The cost of Lam Son was perhaps as many as 8,000 ARVN troops killed in action and 650 helicopters damaged or destroyed. The 101st Airborne alone lost 84 of its aircraft. If Lam Son had any disruptive effect on the NVA, it was hard to tell, because the enemy launched a major offensive a year later featuring 600 medium and light tanks.
“Was that avoidable?” says Romero. “Oh, my God, yes. Our commanders didn’t want to pay attention to the intelligence reports…. [The enemy] had at least five years of experience with our helicopters, and we got our ass handed to us in Lam Son.”
All four men completed their Vietnam tours in 1971.
It was clear to Johnson, Romero, and Farris that if they wanted to make flying a lifetime career, it wouldn’t be in the Army, because the transfer of equipment to the South Vietnamese was leaving Army Aviation with a huge surplus of helicopter pilots. Knowing they’d need experience in fixed-wing aircraft to have a hope of joining the airlines, after finishing with the Army all three transferred into the Air Force and won commissions there. For Blacks to nurture a hope of flying for the airlines took considerable optimism and patience.
Six years after Vietnam, the doors finally opened. Bob Farris joined Allegheny Airlines in January 1978; Romero and Johnson began their airline careers three months later.
“Deregulation had hit, and that led to a lot more minorities hired as pilots and flight attendants,” says Romero, who started with Piedmont. “Airlines had traditionally been all white, but not after 1978 and 1979. Airlines needed people of color, who could speak other languages. That really changed the whole social makeup.”
Casher didn’t go that direction. He stayed in the Army until 1975, followed by Army Reserves through 1983. Then he went into seclusion, knowing a few neighbors in his remote corner of southeast Washington but not telling them about his medals for heroism. Shortly before Casher’s death from illness in 2011, Eldridge Johnson found him living hand-to-mouth in a modular shack. “We talked in the rain for maybe 15 or 20 minutes,” Johnson says. “I looked forward to seeing him again, but unfortunately it didn’t happen.”
Nearing retirement as an international pilot for United, Johnson flew his 747 along a Far Eastern route that had him overnighting at Ho Chi Minh City, the former Saigon. Johnson walked the streets and remembered the year he spent in country. It was surreal, he said, smelling the familiar odors and seeing the same moped-jammed streets, but also passing a Mercedes factory.

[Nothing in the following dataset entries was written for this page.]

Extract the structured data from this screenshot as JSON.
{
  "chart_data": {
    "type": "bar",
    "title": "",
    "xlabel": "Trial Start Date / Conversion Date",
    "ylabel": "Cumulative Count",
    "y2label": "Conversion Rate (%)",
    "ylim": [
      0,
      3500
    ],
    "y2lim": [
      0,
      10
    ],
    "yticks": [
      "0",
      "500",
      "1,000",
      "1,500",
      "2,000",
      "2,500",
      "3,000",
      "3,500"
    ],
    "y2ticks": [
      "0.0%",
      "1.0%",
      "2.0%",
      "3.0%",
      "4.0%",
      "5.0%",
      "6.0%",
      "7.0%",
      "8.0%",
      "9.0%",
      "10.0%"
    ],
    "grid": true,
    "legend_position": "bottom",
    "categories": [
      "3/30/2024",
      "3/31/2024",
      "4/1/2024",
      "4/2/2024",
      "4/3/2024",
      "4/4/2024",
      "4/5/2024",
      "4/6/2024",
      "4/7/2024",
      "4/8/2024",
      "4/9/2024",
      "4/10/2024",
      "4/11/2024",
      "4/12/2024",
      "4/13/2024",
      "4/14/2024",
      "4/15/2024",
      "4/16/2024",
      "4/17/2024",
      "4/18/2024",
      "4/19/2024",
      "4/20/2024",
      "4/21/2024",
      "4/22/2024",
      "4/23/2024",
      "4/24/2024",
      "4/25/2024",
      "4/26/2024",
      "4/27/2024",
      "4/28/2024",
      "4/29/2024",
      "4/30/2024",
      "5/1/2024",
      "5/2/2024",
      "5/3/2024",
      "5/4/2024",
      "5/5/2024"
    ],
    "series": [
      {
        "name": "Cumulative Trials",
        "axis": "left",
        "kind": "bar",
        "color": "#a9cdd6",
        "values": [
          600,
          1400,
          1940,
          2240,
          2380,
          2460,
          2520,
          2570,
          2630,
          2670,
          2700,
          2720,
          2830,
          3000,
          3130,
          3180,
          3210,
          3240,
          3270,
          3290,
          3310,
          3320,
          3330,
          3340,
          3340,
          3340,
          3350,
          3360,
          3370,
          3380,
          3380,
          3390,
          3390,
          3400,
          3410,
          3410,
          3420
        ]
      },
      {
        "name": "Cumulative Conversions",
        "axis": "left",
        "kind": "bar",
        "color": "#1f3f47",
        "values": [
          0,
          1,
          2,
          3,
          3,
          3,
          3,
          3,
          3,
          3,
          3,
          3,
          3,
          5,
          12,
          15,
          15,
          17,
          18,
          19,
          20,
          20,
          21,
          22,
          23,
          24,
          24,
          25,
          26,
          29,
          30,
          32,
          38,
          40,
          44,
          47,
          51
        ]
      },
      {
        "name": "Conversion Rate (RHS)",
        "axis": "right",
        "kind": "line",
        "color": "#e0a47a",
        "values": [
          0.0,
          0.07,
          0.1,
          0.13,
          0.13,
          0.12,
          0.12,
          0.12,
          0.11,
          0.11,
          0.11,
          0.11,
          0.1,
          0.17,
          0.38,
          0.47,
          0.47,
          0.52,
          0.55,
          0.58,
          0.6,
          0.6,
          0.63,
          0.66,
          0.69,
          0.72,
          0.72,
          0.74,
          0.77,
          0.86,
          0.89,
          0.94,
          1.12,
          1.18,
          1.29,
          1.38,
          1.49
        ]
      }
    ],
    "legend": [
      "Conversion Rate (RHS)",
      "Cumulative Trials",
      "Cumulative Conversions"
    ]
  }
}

Romero’s routes as a senior pilot for American didn’t bring him back to postwar Vietnam, but he did take up one last thread from his scout pilot days in I Corps. “After I saw that movie We Were Soldiers,” Romero says, “it hit me that [Wilbur Latimer’s] people needed to know how he got killed, so I picked up the phone. I knew he was from Searcy, Arkansas. There was a lot of racial tension, but Latimer was not that way. He was for equal rights. We had become very close. I called his sister, Dorothy, and I said, ‘I’ve got maps and pictures of your brother alive. I can come to Searcy and I can close the loop.’ So I flew to Little Rock, and met with his mom and dad, his sister, and wife. They really wanted to know, so I told them exactly what happened. Here I’m a person of color and they were white as snow, and we’ve been in touch ever since.”